柳天任由右相勾著他,但語氣還是不好:「就你,還能喝得了幾杯?別一杯倒了又賴我。」
「我就算一百歲了,也喝不倒!」
眾人跟在這兩個老頑童身後,緩緩走著。
葉欒捏了捏柳多虞的手掌心:「開心些,我今日給你做花糕吃,好不好?」
氣得柳多虞揪了一下葉欒的肉:「昨日還說要將花都養好,今日就要做花糕!」
「將花都養好,是為了讓你看著高興,做花糕給你吃,也是為了讓你高興,只要讓你高興,我做什麼都成。」
身後的人聽到了葉欒和柳多虞的打鬧,無奈地相視一笑。
走了一段距離,眾人就分道揚鑣了。
右相拉著柳天去喝酒了,其餘人也都各自歸去,獨有柳多虞和葉欒,屏退了侍從,並肩走在武朝大街上。
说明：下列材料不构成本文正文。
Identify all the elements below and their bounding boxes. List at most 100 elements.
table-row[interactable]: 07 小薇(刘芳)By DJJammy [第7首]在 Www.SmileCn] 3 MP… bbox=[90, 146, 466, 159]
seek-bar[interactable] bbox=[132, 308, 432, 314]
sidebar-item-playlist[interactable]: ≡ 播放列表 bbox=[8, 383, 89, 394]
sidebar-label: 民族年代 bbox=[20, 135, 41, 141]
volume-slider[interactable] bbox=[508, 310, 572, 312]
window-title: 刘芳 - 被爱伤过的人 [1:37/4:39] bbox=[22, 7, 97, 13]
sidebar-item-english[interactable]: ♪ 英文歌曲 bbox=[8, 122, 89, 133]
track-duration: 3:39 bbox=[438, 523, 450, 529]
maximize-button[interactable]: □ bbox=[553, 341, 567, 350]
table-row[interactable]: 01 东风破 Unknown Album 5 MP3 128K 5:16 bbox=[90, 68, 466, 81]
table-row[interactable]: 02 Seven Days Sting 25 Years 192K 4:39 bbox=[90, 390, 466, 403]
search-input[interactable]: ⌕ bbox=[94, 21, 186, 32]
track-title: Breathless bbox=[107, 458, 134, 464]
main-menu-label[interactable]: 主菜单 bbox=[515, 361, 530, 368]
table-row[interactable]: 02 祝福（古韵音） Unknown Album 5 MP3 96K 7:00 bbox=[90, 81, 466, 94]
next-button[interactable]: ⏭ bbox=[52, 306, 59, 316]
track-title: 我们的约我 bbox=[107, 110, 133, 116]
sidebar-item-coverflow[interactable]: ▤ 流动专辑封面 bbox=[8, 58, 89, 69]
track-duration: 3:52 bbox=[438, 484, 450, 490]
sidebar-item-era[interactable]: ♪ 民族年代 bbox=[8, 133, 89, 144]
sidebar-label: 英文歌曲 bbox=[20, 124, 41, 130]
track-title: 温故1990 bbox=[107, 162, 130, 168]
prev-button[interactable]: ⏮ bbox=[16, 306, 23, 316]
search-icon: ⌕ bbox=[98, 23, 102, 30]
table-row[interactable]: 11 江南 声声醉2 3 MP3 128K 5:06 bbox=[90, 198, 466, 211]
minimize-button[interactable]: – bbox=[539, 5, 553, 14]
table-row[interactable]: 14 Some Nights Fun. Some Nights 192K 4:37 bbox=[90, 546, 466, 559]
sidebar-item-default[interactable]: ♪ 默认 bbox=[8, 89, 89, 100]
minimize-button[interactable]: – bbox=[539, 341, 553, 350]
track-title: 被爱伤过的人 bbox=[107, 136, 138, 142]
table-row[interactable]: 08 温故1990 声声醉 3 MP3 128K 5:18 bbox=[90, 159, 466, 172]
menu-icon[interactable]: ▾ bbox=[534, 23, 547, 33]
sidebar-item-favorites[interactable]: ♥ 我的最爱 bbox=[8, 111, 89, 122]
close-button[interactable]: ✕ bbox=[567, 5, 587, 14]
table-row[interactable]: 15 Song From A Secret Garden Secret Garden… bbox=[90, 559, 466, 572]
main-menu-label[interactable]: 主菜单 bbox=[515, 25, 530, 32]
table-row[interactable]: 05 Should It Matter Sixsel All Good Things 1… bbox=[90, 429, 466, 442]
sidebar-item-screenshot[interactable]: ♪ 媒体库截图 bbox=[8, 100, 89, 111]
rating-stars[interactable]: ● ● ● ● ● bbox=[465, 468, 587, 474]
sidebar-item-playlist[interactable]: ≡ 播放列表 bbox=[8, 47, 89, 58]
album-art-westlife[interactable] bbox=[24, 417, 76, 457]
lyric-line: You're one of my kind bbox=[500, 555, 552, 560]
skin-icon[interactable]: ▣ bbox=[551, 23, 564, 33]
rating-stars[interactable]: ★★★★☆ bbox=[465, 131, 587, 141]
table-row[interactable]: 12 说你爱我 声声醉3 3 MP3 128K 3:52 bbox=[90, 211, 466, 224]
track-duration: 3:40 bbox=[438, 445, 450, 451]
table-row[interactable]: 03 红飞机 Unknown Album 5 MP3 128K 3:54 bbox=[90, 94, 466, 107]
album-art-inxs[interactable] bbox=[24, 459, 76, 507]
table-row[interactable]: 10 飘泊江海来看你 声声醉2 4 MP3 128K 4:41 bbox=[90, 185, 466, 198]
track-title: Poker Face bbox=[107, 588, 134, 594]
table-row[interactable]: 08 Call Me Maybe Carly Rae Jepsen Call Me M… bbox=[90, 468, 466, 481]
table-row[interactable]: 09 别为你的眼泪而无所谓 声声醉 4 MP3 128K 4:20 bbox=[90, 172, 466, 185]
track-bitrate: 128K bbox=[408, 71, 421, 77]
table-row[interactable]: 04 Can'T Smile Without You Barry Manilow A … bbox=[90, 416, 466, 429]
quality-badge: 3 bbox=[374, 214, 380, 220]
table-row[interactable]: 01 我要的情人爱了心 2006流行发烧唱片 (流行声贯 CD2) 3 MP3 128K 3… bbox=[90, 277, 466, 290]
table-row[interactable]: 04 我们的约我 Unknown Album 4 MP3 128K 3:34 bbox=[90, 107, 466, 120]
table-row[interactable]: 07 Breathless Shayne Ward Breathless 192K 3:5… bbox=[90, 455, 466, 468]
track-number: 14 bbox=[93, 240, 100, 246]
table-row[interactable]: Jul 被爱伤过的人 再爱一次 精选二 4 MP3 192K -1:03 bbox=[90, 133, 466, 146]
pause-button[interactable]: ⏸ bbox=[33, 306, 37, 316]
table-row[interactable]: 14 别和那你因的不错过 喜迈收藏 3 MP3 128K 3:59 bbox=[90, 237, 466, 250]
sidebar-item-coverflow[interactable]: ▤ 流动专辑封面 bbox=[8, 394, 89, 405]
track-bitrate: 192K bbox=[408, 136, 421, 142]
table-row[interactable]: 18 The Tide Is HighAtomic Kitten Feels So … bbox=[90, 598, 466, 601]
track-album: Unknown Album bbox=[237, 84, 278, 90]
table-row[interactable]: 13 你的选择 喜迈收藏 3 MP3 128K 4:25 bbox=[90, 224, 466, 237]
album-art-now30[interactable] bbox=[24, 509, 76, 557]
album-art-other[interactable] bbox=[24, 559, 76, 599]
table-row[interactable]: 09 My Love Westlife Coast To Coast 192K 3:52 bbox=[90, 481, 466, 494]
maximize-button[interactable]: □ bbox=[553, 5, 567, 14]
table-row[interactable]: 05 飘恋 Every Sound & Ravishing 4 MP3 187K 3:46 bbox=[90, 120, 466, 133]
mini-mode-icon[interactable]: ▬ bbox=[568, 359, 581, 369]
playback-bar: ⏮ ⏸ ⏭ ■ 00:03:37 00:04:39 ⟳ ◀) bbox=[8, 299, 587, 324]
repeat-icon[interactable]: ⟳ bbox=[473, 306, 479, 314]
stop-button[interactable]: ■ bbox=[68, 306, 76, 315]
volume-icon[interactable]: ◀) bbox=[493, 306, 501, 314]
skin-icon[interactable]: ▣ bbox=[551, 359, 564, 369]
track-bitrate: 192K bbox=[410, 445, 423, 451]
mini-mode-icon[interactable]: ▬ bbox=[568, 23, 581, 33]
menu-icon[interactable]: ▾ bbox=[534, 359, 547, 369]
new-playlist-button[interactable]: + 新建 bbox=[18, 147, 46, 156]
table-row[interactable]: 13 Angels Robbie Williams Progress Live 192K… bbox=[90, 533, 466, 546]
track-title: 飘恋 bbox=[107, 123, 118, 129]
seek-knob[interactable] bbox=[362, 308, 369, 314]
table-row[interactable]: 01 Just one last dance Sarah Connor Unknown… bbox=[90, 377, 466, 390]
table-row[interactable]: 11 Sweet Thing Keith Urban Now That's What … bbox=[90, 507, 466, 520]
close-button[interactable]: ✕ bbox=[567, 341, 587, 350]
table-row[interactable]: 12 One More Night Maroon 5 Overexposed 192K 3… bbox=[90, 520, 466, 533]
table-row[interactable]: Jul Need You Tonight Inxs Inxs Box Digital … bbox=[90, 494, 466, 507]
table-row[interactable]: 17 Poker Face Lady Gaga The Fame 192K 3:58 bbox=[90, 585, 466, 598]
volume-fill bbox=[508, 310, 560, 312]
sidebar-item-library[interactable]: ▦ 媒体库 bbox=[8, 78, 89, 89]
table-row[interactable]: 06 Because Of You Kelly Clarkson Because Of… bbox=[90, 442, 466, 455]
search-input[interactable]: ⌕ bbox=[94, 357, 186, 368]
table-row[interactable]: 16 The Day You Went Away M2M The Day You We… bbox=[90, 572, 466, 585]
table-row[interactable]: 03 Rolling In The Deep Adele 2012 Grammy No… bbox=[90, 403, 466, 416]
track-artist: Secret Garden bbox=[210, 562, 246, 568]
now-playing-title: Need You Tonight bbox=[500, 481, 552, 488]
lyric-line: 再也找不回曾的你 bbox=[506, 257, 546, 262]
柳多虞帶著面紗,以防有人將他認出來。柳多虞是定遠侯世子的時候,就頗受百姓愛戴,各家公子小姐們都追著柳多虞不放,民間更是盛行柳多虞的小像。柳多虞面容艷麗,自然叫人印象深刻。現在柳多虞又當上了皇夫,民間對他的追捧更甚。
而葉欒一個高壯男子,旁人自然不敢多看他幾分。葉欒行事也冷厲些,雖對百姓好,但百姓們對葉欒就是沒有這麼熱切地追捧,反而是一種敬畏的態度。因此葉欒長什麼樣子,也就沒有什麼人在意。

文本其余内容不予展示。